Nine criteria to be fulfilled to get the recognition:

Criterion 1: If a site contains a representative, rare, or unique example of a natural or near-natural wetland type found within the appropriate biogeographic region.

Criterion 2: If a site supports vulnerable, endangered, or critically endangered species or threatened ecological communities.

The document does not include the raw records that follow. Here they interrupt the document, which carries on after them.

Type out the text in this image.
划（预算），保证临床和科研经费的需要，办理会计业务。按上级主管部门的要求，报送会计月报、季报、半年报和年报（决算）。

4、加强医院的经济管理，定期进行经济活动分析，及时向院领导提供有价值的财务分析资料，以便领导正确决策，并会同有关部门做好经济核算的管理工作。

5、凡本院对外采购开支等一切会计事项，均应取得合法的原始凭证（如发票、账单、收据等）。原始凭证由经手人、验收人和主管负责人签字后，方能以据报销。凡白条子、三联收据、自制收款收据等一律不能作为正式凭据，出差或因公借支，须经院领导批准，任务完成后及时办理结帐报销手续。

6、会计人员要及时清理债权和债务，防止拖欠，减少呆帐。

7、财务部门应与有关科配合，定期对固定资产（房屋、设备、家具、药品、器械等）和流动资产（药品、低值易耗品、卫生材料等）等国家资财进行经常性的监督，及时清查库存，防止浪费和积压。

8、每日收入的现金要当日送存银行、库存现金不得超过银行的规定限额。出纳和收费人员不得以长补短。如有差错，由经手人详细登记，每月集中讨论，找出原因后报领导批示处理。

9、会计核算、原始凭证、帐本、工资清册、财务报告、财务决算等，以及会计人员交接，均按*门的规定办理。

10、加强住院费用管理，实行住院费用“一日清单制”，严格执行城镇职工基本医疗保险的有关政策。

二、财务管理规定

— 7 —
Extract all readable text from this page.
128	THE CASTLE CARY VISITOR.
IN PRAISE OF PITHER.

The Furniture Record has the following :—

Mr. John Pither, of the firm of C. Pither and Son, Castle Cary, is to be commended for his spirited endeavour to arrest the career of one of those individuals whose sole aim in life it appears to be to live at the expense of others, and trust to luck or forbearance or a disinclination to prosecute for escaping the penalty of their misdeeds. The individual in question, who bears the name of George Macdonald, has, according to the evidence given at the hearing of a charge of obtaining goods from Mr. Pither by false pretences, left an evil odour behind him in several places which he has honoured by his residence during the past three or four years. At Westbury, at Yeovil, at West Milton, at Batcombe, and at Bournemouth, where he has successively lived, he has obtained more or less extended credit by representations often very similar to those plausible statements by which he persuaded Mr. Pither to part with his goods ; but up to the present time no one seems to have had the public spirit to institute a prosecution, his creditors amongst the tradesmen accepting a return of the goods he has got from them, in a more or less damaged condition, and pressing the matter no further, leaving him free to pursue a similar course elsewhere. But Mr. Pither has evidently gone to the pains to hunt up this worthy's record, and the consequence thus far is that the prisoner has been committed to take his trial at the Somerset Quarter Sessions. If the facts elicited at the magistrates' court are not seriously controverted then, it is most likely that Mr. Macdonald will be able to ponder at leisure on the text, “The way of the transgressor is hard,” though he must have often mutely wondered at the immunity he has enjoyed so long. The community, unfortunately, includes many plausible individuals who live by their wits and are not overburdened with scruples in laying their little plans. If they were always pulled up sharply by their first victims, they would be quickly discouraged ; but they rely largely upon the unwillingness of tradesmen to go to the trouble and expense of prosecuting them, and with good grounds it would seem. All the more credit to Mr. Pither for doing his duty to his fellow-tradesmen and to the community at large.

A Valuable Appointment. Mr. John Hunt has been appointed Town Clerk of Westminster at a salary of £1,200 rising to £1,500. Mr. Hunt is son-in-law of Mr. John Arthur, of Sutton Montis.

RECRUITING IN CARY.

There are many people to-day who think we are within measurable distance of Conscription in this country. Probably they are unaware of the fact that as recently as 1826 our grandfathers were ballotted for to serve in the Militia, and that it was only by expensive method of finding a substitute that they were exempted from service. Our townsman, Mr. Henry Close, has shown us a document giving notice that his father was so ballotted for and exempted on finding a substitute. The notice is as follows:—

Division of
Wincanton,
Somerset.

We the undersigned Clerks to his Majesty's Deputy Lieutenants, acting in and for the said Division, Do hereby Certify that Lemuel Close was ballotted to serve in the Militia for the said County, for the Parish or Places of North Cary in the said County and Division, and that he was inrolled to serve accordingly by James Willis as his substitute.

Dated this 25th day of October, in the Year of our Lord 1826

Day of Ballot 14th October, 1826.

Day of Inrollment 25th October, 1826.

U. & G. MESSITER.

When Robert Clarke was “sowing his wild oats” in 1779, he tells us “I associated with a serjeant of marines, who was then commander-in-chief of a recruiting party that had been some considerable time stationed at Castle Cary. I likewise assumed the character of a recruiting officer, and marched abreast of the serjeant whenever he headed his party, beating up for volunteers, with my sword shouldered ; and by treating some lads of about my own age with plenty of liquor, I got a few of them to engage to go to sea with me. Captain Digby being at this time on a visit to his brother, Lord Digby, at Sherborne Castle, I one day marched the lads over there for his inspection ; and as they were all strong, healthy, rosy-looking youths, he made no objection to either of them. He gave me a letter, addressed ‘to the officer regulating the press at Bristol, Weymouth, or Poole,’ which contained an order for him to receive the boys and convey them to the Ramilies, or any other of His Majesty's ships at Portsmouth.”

Criterion 3: Site supporting populations of plant and/or animal species important for maintaining the biological diversity of a particular biogeographic region.

Criterion 4: A site should support plant and/or animal species at a critical stage in their life cycles, or provide refuge during adverse conditions.

Criterion 5: If site regularly supports 20,000 or more waterbirds.

Criterion 6: If a site regularly supports 1% of the individuals in a population of one species or subspecies of waterbird.

Criterion 7: A significant proportion of indigenous fish subspecies, species or families, life-history stages, species interactions and/or populations that are representative of wetland benefits and/or values ​​and thereby contribute to global biological diversity.

Criterion 8: If the site is an important source of food for fish, spawning ground, nursery and/or migration path on which fish stocks, either within the wetland or elsewhere, depends.

Criterion 9: Site should regularly support 1% of the individuals in a population of one species or subspecies of wetland-dependent non-avian animal species.